Il est devenu de plus en plus ardu d’obtenir normalement un document administratif ou un service dans les délais normalement impartis. Tout recours à l’administration publique ou privée pour un papier ou une pièce spécifique, voire un service dont la délivrance est censée être régentée, du type passeport, carte d’identité, intervention des forces de sécurité, un poste budgétaire, une facture au Trésor public, nécessite un pot-de-vin.

A quelques exceptions près, la corruption est devenue endémique au Congo-Brazzaville et sévit à toutes les étapes de quelque processus que ce soit, particulièrement lorsque de fortes sommes sont en jeu.

La corruption et ses infractions connexes ou assimilées comme la concussion, le trafic d’influence, la soustraction et le détournement des biens, la gestion frauduleuse, l’enrichissement illicite, le favoritisme, la prise illégale d’intérêt, les abus des biens sociaux et le blanchiment des capitaux constituent un obstacle à l’éradication de la pauvreté et sape la capacité du pays d’atteindre ses objectifs du développement.

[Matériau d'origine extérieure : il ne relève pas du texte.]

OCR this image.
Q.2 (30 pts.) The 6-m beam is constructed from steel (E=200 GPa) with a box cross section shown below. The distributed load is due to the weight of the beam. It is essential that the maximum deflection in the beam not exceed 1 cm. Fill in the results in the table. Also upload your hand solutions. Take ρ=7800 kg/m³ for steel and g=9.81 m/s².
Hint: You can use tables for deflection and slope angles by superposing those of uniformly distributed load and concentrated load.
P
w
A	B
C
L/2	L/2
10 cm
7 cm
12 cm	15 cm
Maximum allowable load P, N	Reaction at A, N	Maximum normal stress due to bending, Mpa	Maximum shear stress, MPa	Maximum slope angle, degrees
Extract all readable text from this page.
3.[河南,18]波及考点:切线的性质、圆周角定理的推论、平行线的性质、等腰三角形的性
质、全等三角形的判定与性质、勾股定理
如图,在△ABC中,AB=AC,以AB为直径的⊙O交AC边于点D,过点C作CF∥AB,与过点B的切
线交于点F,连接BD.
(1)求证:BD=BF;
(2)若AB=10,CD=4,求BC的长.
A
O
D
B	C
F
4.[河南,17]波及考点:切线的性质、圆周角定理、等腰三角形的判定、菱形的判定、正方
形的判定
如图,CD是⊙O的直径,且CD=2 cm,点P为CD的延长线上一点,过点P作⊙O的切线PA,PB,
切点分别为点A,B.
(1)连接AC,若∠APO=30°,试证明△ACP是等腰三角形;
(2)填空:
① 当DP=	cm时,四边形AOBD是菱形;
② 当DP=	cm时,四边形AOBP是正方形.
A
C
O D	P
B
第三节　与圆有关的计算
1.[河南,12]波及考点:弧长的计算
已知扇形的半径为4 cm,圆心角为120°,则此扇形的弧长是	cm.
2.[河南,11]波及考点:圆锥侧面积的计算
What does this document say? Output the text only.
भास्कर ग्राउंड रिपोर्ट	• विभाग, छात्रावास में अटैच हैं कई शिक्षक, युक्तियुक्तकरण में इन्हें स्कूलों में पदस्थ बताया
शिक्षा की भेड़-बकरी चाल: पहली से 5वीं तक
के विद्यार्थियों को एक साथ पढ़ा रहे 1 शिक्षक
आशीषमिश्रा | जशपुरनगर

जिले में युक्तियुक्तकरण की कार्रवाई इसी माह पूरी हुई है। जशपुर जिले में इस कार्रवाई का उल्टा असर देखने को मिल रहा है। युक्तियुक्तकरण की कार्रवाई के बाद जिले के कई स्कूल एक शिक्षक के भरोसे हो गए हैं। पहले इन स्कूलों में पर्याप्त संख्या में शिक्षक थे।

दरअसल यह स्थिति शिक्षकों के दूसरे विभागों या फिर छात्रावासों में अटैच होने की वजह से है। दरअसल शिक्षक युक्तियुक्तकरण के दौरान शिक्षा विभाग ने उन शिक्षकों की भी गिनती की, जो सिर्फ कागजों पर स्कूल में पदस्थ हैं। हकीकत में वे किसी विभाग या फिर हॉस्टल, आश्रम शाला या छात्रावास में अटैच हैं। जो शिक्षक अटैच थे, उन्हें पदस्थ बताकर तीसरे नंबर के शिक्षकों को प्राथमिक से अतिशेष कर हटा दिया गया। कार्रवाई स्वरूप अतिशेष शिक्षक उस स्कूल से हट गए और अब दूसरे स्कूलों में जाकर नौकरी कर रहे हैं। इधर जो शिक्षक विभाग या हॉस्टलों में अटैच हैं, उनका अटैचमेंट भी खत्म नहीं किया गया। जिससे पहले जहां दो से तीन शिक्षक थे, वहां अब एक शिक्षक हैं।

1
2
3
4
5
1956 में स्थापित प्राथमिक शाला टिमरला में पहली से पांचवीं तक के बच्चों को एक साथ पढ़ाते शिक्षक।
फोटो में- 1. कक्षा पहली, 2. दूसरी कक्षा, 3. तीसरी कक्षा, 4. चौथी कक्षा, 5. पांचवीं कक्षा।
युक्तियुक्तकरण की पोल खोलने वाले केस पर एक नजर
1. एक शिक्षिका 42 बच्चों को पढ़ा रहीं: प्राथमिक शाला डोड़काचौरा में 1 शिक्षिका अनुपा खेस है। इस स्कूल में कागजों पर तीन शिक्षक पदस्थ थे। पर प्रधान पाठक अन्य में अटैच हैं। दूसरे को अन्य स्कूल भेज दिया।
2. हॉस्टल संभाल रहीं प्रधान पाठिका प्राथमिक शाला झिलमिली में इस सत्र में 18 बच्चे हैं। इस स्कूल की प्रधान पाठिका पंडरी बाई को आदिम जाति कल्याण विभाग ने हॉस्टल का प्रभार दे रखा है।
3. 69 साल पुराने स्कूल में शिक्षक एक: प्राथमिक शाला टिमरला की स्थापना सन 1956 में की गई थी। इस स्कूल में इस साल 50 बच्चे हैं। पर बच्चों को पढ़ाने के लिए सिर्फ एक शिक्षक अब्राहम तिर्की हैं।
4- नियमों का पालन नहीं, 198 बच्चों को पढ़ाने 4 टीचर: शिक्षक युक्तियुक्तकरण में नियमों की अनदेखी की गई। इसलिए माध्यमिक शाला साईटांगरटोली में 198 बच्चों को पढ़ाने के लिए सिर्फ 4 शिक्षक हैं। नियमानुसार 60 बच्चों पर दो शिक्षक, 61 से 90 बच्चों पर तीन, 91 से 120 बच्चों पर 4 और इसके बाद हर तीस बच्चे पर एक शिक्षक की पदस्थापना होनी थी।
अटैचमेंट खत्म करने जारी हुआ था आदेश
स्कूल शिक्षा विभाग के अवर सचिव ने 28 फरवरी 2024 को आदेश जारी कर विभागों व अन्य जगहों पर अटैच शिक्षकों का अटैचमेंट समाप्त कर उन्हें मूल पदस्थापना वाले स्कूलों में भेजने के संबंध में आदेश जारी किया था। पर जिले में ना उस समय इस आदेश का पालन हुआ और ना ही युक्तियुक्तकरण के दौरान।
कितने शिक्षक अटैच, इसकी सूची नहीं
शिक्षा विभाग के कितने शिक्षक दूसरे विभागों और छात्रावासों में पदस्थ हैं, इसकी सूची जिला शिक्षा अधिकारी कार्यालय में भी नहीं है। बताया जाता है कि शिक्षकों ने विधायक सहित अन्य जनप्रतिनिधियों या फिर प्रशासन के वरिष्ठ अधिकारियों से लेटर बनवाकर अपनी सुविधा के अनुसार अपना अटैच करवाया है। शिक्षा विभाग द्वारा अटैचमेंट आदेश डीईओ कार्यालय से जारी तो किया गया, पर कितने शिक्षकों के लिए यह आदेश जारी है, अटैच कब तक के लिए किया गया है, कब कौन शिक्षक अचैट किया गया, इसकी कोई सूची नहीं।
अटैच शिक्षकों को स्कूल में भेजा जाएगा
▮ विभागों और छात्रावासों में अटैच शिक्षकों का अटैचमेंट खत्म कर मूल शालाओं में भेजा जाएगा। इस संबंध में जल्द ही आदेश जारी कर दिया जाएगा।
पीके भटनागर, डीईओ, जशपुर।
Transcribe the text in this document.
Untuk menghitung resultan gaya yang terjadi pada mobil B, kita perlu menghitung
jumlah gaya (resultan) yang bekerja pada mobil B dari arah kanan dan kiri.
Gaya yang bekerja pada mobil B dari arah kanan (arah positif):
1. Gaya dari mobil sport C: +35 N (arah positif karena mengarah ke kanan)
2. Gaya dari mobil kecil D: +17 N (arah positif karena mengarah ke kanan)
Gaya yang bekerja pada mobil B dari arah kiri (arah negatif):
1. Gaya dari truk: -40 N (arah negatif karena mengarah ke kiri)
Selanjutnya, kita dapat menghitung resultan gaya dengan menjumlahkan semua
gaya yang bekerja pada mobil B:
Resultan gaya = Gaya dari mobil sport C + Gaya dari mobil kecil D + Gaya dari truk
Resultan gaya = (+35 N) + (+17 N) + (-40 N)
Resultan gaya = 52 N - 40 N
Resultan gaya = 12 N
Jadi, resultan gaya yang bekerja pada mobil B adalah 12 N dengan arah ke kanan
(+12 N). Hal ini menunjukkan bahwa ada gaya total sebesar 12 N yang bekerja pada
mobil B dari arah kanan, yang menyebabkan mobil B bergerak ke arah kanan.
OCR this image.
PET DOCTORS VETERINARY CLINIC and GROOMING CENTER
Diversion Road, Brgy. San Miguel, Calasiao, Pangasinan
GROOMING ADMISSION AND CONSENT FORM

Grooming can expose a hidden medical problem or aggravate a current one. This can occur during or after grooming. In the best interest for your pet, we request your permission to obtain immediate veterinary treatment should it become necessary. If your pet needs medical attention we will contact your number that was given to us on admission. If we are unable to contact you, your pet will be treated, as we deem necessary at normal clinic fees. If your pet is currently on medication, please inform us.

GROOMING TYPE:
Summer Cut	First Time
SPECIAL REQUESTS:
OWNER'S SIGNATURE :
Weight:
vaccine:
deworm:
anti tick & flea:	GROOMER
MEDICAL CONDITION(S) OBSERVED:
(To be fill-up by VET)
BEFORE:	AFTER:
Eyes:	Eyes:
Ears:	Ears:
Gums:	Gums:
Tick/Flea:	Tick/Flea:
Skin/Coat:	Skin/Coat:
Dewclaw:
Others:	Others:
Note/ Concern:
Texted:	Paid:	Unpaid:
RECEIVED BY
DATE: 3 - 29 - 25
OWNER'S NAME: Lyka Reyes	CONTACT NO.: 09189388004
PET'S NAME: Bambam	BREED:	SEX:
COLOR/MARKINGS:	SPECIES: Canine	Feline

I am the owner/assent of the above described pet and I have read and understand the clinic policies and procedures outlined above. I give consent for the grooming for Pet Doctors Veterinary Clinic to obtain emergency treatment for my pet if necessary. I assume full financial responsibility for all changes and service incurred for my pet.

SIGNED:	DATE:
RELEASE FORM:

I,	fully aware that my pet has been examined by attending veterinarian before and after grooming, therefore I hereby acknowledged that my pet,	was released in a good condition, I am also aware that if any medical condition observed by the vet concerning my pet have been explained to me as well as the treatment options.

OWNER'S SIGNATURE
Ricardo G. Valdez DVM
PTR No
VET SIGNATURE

Si nous voulons voir, la corruption reculer un jour au Congo, la justice doit jouer sa partition, une justice indépendante capable de s’affranchir des pouvoirs politiques, des milieux économiques etc.

Le 31 juillet 2016, le président de la Commission nationale de lutte contre la corruption, la concussion et la fraude, Lamyr Nguelé, a accusé le Parquet de Brazzaville de ne pas engager les poursuites judiciaires contre les tierces sur certains dossiers avérés.

Quoi qu’on en dise, le PCT, principal parti de la majorité présidentielle, devrait être à l’avant-garde de l’action du Président. Dans la lutte contre les antivaleurs, il est temps que ce parti qui jusque là s’illustre par les intrigues et le silence coupable sur la question, donne le ton, imprime le rythme et marque la cadence, afin de servir de levier d'entrainement à tous les congolais.

Le contraire serait une démission blâmable et coupable.